You can no longer push the boundaries of craft brew artistry with the standard water, hops, and yeast mixture alone.
Since the very beginning, brewers have sought unique ingredients to shake things up a bit. Whether these are locally grown foods such as the colonial pumpkin ales, or simple experimentation, adjuncts, and the mastery of their application, have become integral parts of every brewer’s tool belt.
This week, I’d like to discuss one of the most ambitious and potent adjuncts I’ve had the privilege of tasting: the chili pepper. Your typical chili-infused beer braces itself with a robust base into which the chili flavors are delicately weaved. The properly brewed chili beer will balance the sharp bite of the chili peppers against the malty and sweet backbone of a stout or porter.
Having mentioned the ‘properly brewed’ chili beer, I’ll give an example of a laudable brew and subsequently, a beer I found quite lacking.
First up is Ska’s Molé Stout. The first in a series of four seasonal beers acknowledging their southwestern heritage, Ska released the Molé Stout on Sept. 21 of this year, the Autumnal Equinox. This is a beautifully crafted beer, and it may take an entire can to explore all its subtle flavors.
It pours a deep brown/black color with a light-caramel head hinting at the molé waiting inside. The nose is well balanced with Mexican chocolate and nutmeg as the most predominant notes followed by a subtle spice indicative of southwestern heritage. At this point, I become noticeably excited to give it a try.
The first sip blew me away. It was everything I’d hoped for and more nuanced than I’d expected. As it first graced my mouth, I noticed espresso and chocolate right up front, distinctly stout-based characteristics.

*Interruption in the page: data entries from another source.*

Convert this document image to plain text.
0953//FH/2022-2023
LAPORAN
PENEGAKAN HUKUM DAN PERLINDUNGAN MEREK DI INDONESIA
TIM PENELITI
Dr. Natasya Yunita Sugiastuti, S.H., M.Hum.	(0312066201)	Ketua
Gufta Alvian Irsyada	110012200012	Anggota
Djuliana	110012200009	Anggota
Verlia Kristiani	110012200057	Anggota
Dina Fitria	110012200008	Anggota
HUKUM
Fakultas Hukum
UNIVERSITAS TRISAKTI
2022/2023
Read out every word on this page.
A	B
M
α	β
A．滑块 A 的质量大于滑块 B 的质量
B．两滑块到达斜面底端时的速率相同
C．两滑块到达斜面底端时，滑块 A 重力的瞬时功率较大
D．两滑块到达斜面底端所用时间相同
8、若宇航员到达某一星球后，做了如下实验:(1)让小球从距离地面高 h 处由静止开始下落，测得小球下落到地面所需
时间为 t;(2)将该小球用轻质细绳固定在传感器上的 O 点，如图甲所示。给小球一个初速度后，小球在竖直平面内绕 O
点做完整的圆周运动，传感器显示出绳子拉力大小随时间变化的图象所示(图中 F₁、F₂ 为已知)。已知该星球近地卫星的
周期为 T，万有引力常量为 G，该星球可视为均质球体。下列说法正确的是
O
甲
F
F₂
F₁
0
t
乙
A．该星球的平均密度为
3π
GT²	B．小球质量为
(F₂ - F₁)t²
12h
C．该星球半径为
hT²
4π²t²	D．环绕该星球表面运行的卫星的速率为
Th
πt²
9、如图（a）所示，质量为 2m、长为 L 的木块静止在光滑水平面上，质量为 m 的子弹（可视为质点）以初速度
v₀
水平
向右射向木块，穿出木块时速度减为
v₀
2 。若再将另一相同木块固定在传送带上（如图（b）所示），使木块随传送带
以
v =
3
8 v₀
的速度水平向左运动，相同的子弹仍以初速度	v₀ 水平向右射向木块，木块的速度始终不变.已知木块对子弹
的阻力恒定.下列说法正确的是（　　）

Next, as I began to experience the full flavor range, the subtle complexities became apparent. This beer is big and bold. Vanilla, nutmeg, caramel, espresso, chocolate, and, of course, chili spice are all discernable. As this explosion of flavor peaked, the chili flavor began to slowly dominate. I wouldn’t quite call it spicy, but definitely present in an almost ethereal way. The pepper lingered pleasantly and then faded away into the chocolaty espresso of the stout. This beer is an absolute must-try, possibly my favorite of the year. Ska’s brilliance continues to shine through, even in the trickiest of flavor combinations. It serves to show not only how to brew this beer properly, but how to do it improperly as well.
This is why I present this next beer, Twisted Pine’s Ghost Face Killah. It can be argued that this beer has its place among the many shelves of tasty beer available today. This I would classify as more of a novelty drink, not so much a pursuit of brewing genius as a ‘lets put a bunch of peppers in this and name it after the Wu-Tang Clan’ – perhaps not as bad an idea in theory as in practice.
It pours a yellowy-orange and, with such a pungent nose, I could hardly finish looking at its color. Its smell is that of peppers. Anaheim, Fresno, Jalapeño, Serrano, Habanero, and Ghost Chile were all used in the brewing process. There is almost no head on this beer. Presumably it has been chased away by all the pepper oils lying dormant, waiting to destroy your mouth like some nuclear Hot-Pocket.
The Ghost Face Killah tastes as though someone took perfectly reasonable amber ale and poured a bottle of Frank’s Red-Hot inside as an April Fool’s joke. That’s exactly what most people take away from this beer, it’s some novelty to be tried once and then left alone forever. I’m really not sure what Twisted Pine was aiming for with this one, but if it was an artfully made chili brew, they missed.
A drinkable chili beer is a tough thing to make happen, but when it’s done right, it can be something to cherish. Hats off to Ska for such an ambitious brew that puts beers like Ghost Face Killah to shame.